The prognostic value of intravenous dipyridamole myocardial perfusion imaging has not been studied in a large series of elderly patients. Patients ≥70 years of age with known or suspected coronary artery disease were evaluated to determine the predictive value of intravenous dipyridamole thallium-201 imaging for subsequent cardiac death or nonfatal myocardial infarction. Of the 348 patients, 207 were symptomatic and 141 were asymptomatic; 52% of the asymptomatic group had documented coronary artery disease. During 23 ± 15 months of follow-up, there were 52 cardiac deaths, 24 nonfatal myocardial infarctions and 42 revascularization procedures (percutaneous transluminal coronary angioplasty in 20; coronary artery bypass surgery in 22).

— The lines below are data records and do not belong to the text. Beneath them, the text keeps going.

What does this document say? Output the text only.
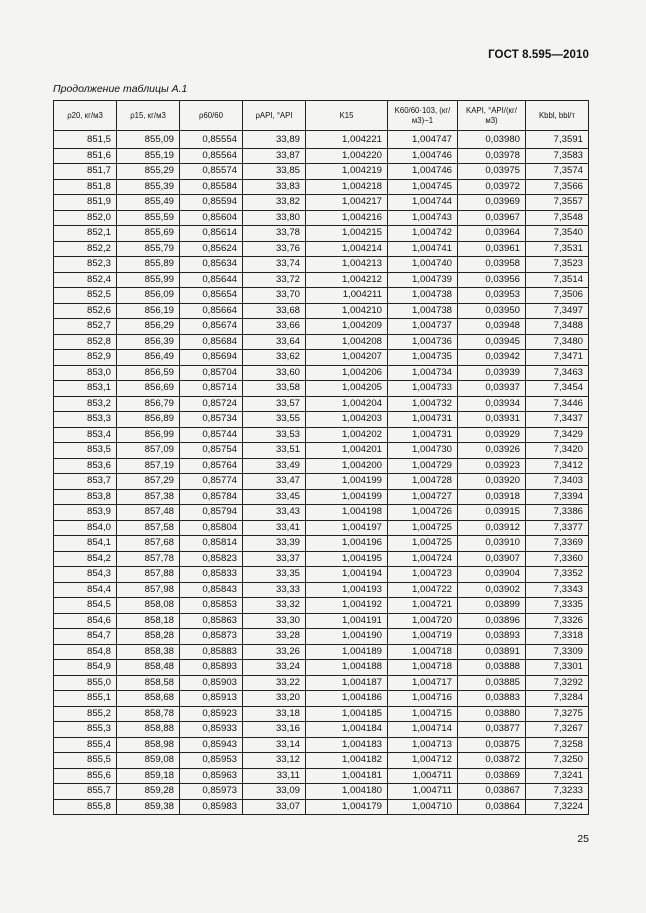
ГОСТ 8.595—2010
Продолжение таблицы А.1
ρ20, кг/м3	ρ15, кг/м3	ρ60/60	ρAPI, °API	K15	K60/60·103, (кг/м3)−1	KAPI, °API/(кг/м3)	Kbbl, bbl/т
851,5	855,09	0,85554	33,89	1,004221	1,004747	0,03980	7,3591
851,6	855,19	0,85564	33,87	1,004220	1,004746	0,03978	7,3583
851,7	855,29	0,85574	33,85	1,004219	1,004746	0,03975	7,3574
851,8	855,39	0,85584	33,83	1,004218	1,004745	0,03972	7,3566
851,9	855,49	0,85594	33,82	1,004217	1,004744	0,03969	7,3557
852,0	855,59	0,85604	33,80	1,004216	1,004743	0,03967	7,3548
852,1	855,69	0,85614	33,78	1,004215	1,004742	0,03964	7,3540
852,2	855,79	0,85624	33,76	1,004214	1,004741	0,03961	7,3531
852,3	855,89	0,85634	33,74	1,004213	1,004740	0,03958	7,3523
852,4	855,99	0,85644	33,72	1,004212	1,004739	0,03956	7,3514
852,5	856,09	0,85654	33,70	1,004211	1,004738	0,03953	7,3506
852,6	856,19	0,85664	33,68	1,004210	1,004738	0,03950	7,3497
852,7	856,29	0,85674	33,66	1,004209	1,004737	0,03948	7,3488
852,8	856,39	0,85684	33,64	1,004208	1,004736	0,03945	7,3480
852,9	856,49	0,85694	33,62	1,004207	1,004735	0,03942	7,3471
853,0	856,59	0,85704	33,60	1,004206	1,004734	0,03939	7,3463
853,1	856,69	0,85714	33,58	1,004205	1,004733	0,03937	7,3454
853,2	856,79	0,85724	33,57	1,004204	1,004732	0,03934	7,3446
853,3	856,89	0,85734	33,55	1,004203	1,004731	0,03931	7,3437
853,4	856,99	0,85744	33,53	1,004202	1,004731	0,03929	7,3429
853,5	857,09	0,85754	33,51	1,004201	1,004730	0,03926	7,3420
853,6	857,19	0,85764	33,49	1,004200	1,004729	0,03923	7,3412
853,7	857,29	0,85774	33,47	1,004199	1,004728	0,03920	7,3403
853,8	857,38	0,85784	33,45	1,004199	1,004727	0,03918	7,3394
853,9	857,48	0,85794	33,43	1,004198	1,004726	0,03915	7,3386
854,0	857,58	0,85804	33,41	1,004197	1,004725	0,03912	7,3377
854,1	857,68	0,85814	33,39	1,004196	1,004725	0,03910	7,3369
854,2	857,78	0,85823	33,37	1,004195	1,004724	0,03907	7,3360
854,3	857,88	0,85833	33,35	1,004194	1,004723	0,03904	7,3352
854,4	857,98	0,85843	33,33	1,004193	1,004722	0,03902	7,3343
854,5	858,08	0,85853	33,32	1,004192	1,004721	0,03899	7,3335
854,6	858,18	0,85863	33,30	1,004191	1,004720	0,03896	7,3326
854,7	858,28	0,85873	33,28	1,004190	1,004719	0,03893	7,3318
854,8	858,38	0,85883	33,26	1,004189	1,004718	0,03891	7,3309
854,9	858,48	0,85893	33,24	1,004188	1,004718	0,03888	7,3301
855,0	858,58	0,85903	33,22	1,004187	1,004717	0,03885	7,3292
855,1	858,68	0,85913	33,20	1,004186	1,004716	0,03883	7,3284
855,2	858,78	0,85923	33,18	1,004185	1,004715	0,03880	7,3275
855,3	858,88	0,85933	33,16	1,004184	1,004714	0,03877	7,3267
855,4	858,98	0,85943	33,14	1,004183	1,004713	0,03875	7,3258
855,5	859,08	0,85953	33,12	1,004182	1,004712	0,03872	7,3250
855,6	859,18	0,85963	33,11	1,004181	1,004711	0,03869	7,3241
855,7	859,28	0,85973	33,09	1,004180	1,004711	0,03867	7,3233
855,8	859,38	0,85983	33,07	1,004179	1,004710	0,03864	7,3224
25
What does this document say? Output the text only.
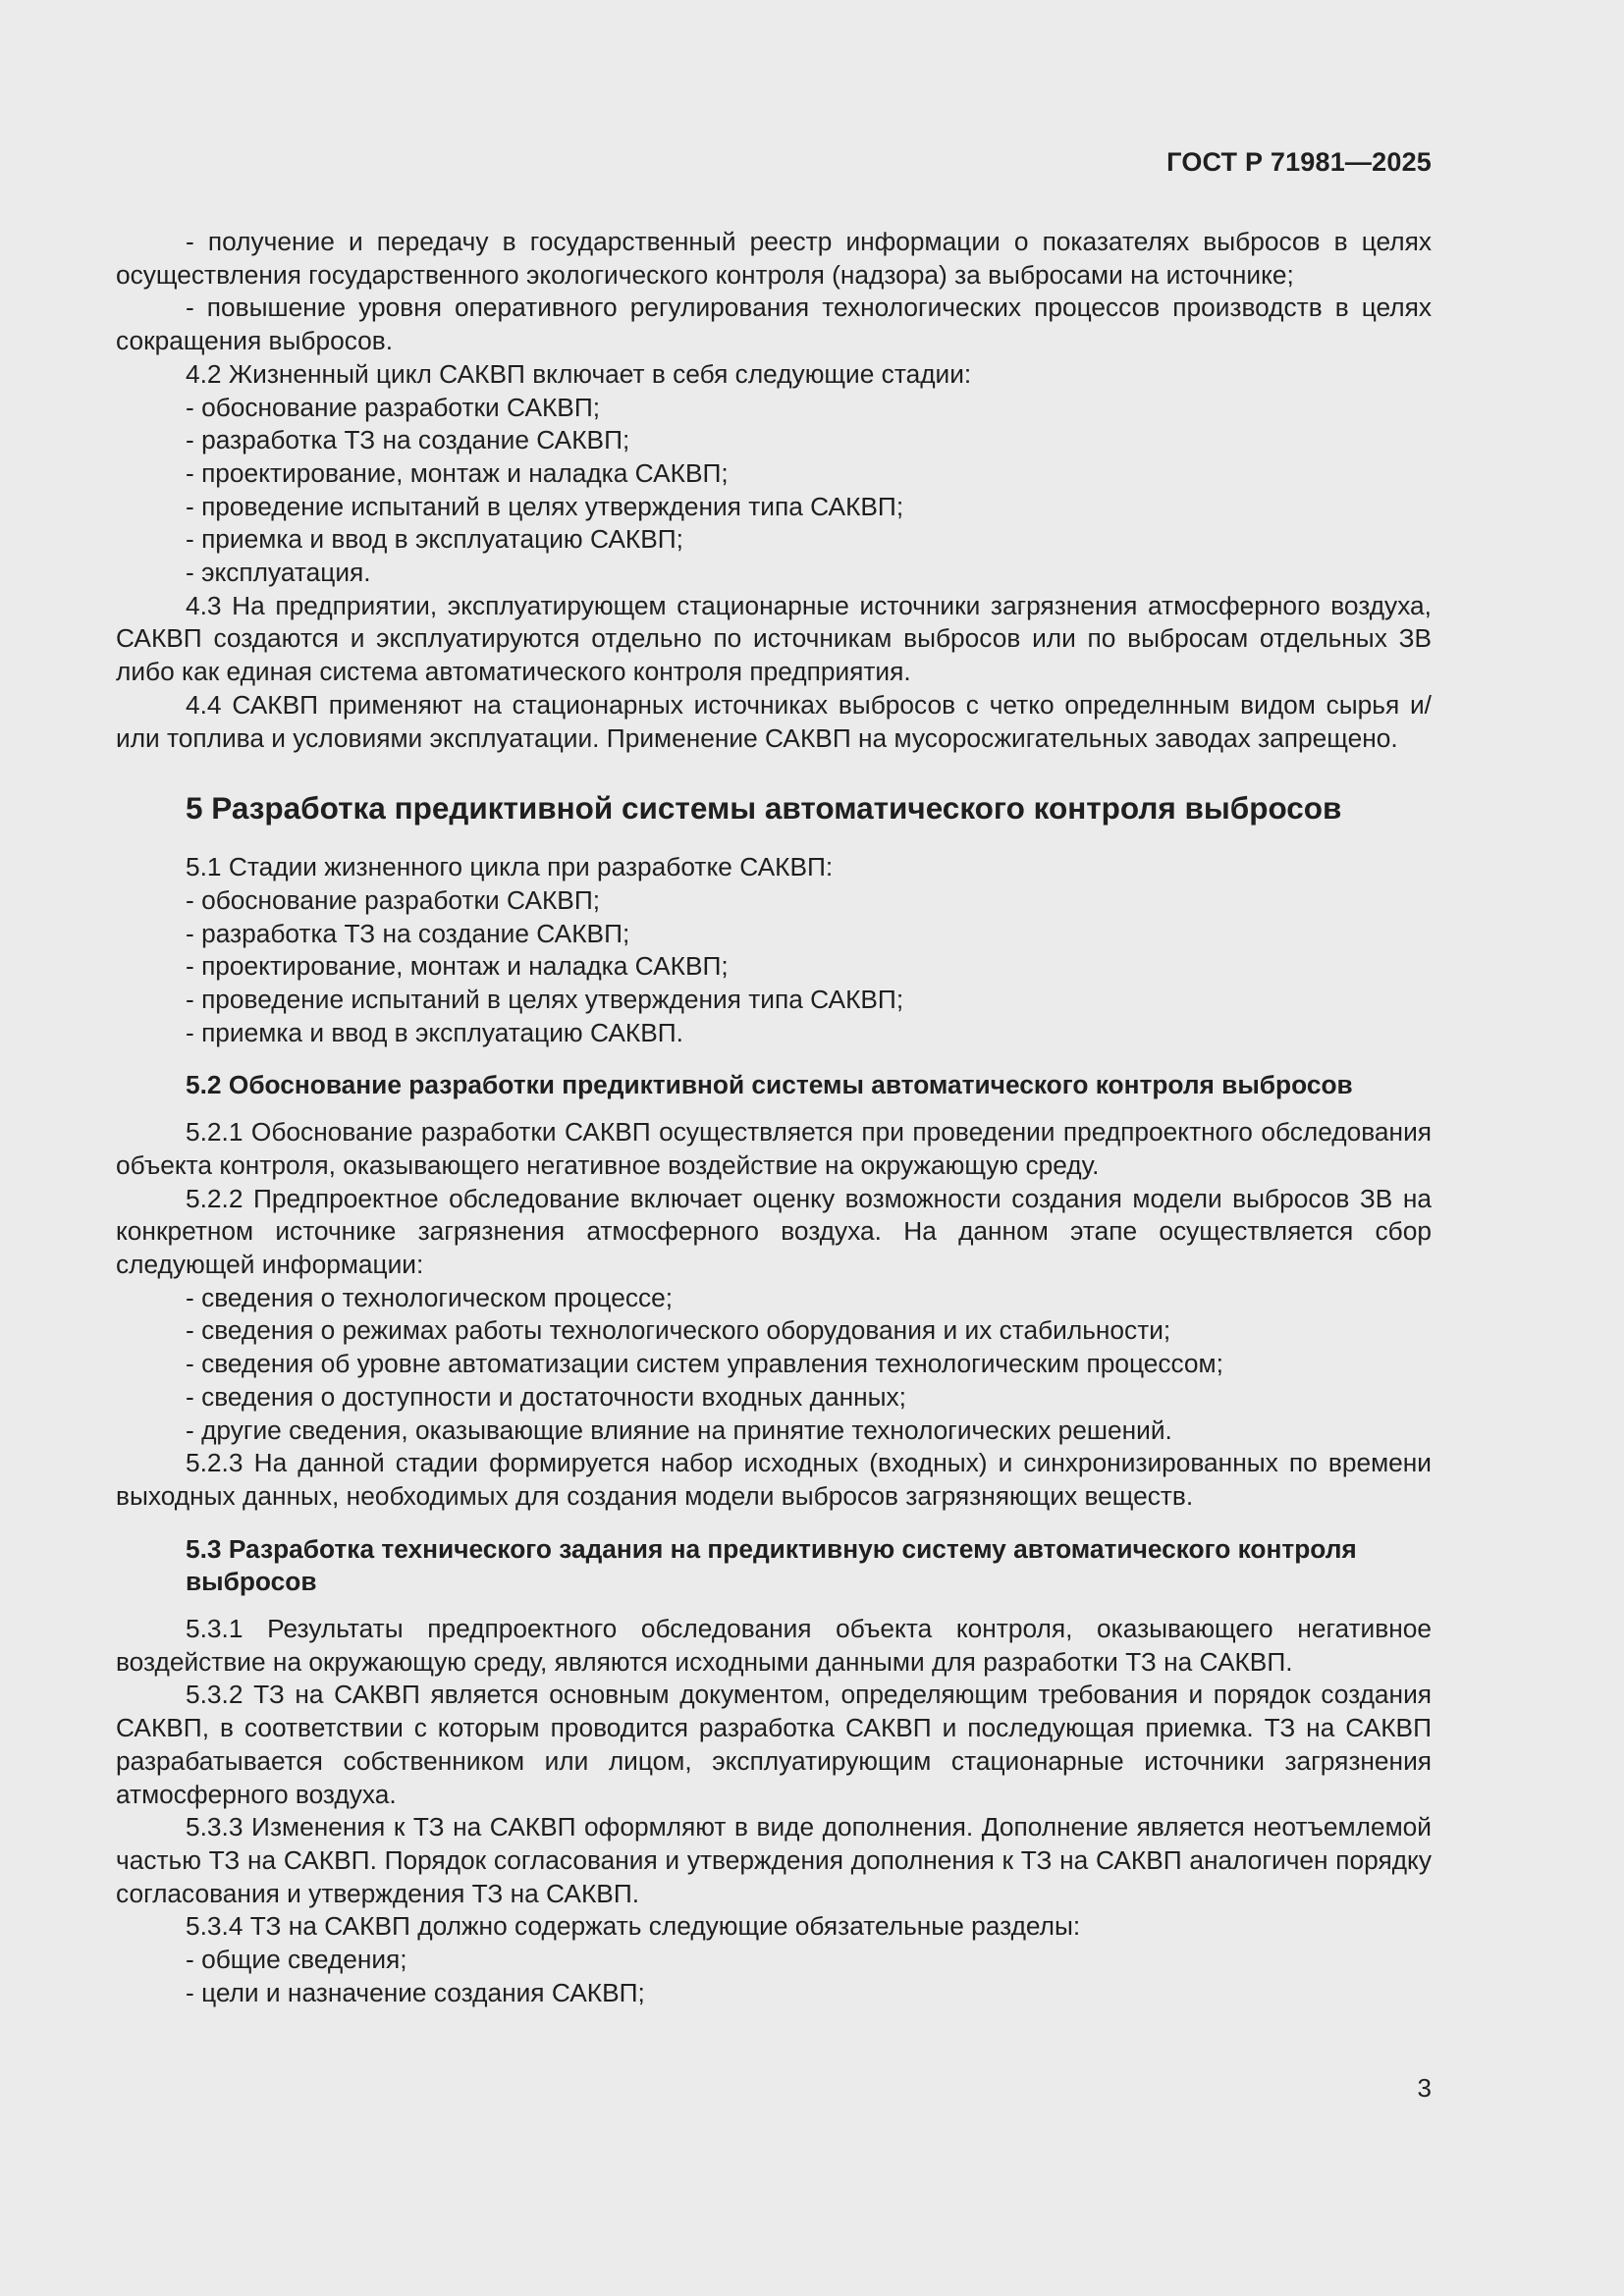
ГОСТ Р 71981—2025

- получение и передачу в государственный реестр информации о показателях выбросов в целях осуществления государственного экологического контроля (надзора) за выбросами на источнике;

- повышение уровня оперативного регулирования технологических процессов производств в целях сокращения выбросов.

4.2 Жизненный цикл САКВП включает в себя следующие стадии:

- обоснование разработки САКВП;

- разработка ТЗ на создание САКВП;

- проектирование, монтаж и наладка САКВП;

- проведение испытаний в целях утверждения типа САКВП;

- приемка и ввод в эксплуатацию САКВП;

- эксплуатация.

4.3 На предприятии, эксплуатирующем стационарные источники загрязнения атмосферного воздуха, САКВП создаются и эксплуатируются отдельно по источникам выбросов или по выбросам отдельных ЗВ либо как единая система автоматического контроля предприятия.

4.4 САКВП применяют на стационарных источниках выбросов с четко определнным видом сырья и/или топлива и условиями эксплуатации. Применение САКВП на мусоросжигательных заводах запрещено.

5 Разработка предиктивной системы автоматического контроля выбросов

5.1 Стадии жизненного цикла при разработке САКВП:

- обоснование разработки САКВП;

- разработка ТЗ на создание САКВП;

- проектирование, монтаж и наладка САКВП;

- проведение испытаний в целях утверждения типа САКВП;

- приемка и ввод в эксплуатацию САКВП.

5.2 Обоснование разработки предиктивной системы автоматического контроля выбросов

5.2.1 Обоснование разработки САКВП осуществляется при проведении предпроектного обследования объекта контроля, оказывающего негативное воздействие на окружающую среду.

5.2.2 Предпроектное обследование включает оценку возможности создания модели выбросов ЗВ на конкретном источнике загрязнения атмосферного воздуха. На данном этапе осуществляется сбор следующей информации:

- сведения о технологическом процессе;

- сведения о режимах работы технологического оборудования и их стабильности;

- сведения об уровне автоматизации систем управления технологическим процессом;

- сведения о доступности и достаточности входных данных;

- другие сведения, оказывающие влияние на принятие технологических решений.

5.2.3 На данной стадии формируется набор исходных (входных) и синхронизированных по времени выходных данных, необходимых для создания модели выбросов загрязняющих веществ.

5.3 Разработка технического задания на предиктивную систему автоматического контроля выбросов

5.3.1 Результаты предпроектного обследования объекта контроля, оказывающего негативное воздействие на окружающую среду, являются исходными данными для разработки ТЗ на САКВП.

5.3.2 ТЗ на САКВП является основным документом, определяющим требования и порядок создания САКВП, в соответствии с которым проводится разработка САКВП и последующая приемка. ТЗ на САКВП разрабатывается собственником или лицом, эксплуатирующим стационарные источники загрязнения атмосферного воздуха.

5.3.3 Изменения к ТЗ на САКВП оформляют в виде дополнения. Дополнение является неотъемлемой частью ТЗ на САКВП. Порядок согласования и утверждения дополнения к ТЗ на САКВП аналогичен порядку согласования и утверждения ТЗ на САКВП.

5.3.4 ТЗ на САКВП должно содержать следующие обязательные разделы:

- общие сведения;

- цели и назначение создания САКВП;

3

Clinical univariate predictors of a cardiac event included previous myocardial infarction, congestive heart failure symptoms, hypercholesterolemia and diabetes (all p < 0.05). The presence of a fixed, reversible or combined thallium-201 defect was significantly associated with the occurrence of cardiac death or myocardial infarction during follow-up (p < 0.05). Cardiac death or nonfatal myocardial infarction occurred in only 7 (5%) of 150 patients with a normal dipyridamole thallium-201 study (p < 0.001). Stepwise logistic regression analysis of clinical and radionuclide variables revealed that an abnormal (reversible or fixed) dipyridamole thallium-201 study was the single best predictor of cardiac events (relative risk 7.2, p < 0.001). As has been demonstrated in younger patients, previous myocardial infarction (relative risk 1.8, p < 0.001) and symptoms of congestive heart failure at presentation (relative risk 1.6, p = 0.02) were also significant independent clinical predictors of cardiac death or myocardial infarction. Dipyridamole thallium-201 myocardial imaging is a powerful independent noninvasive technique for prognostication in the elderly, a group with limited exercise capacity, the potential for advanced coronary artery disease and a high risk for cardiac events.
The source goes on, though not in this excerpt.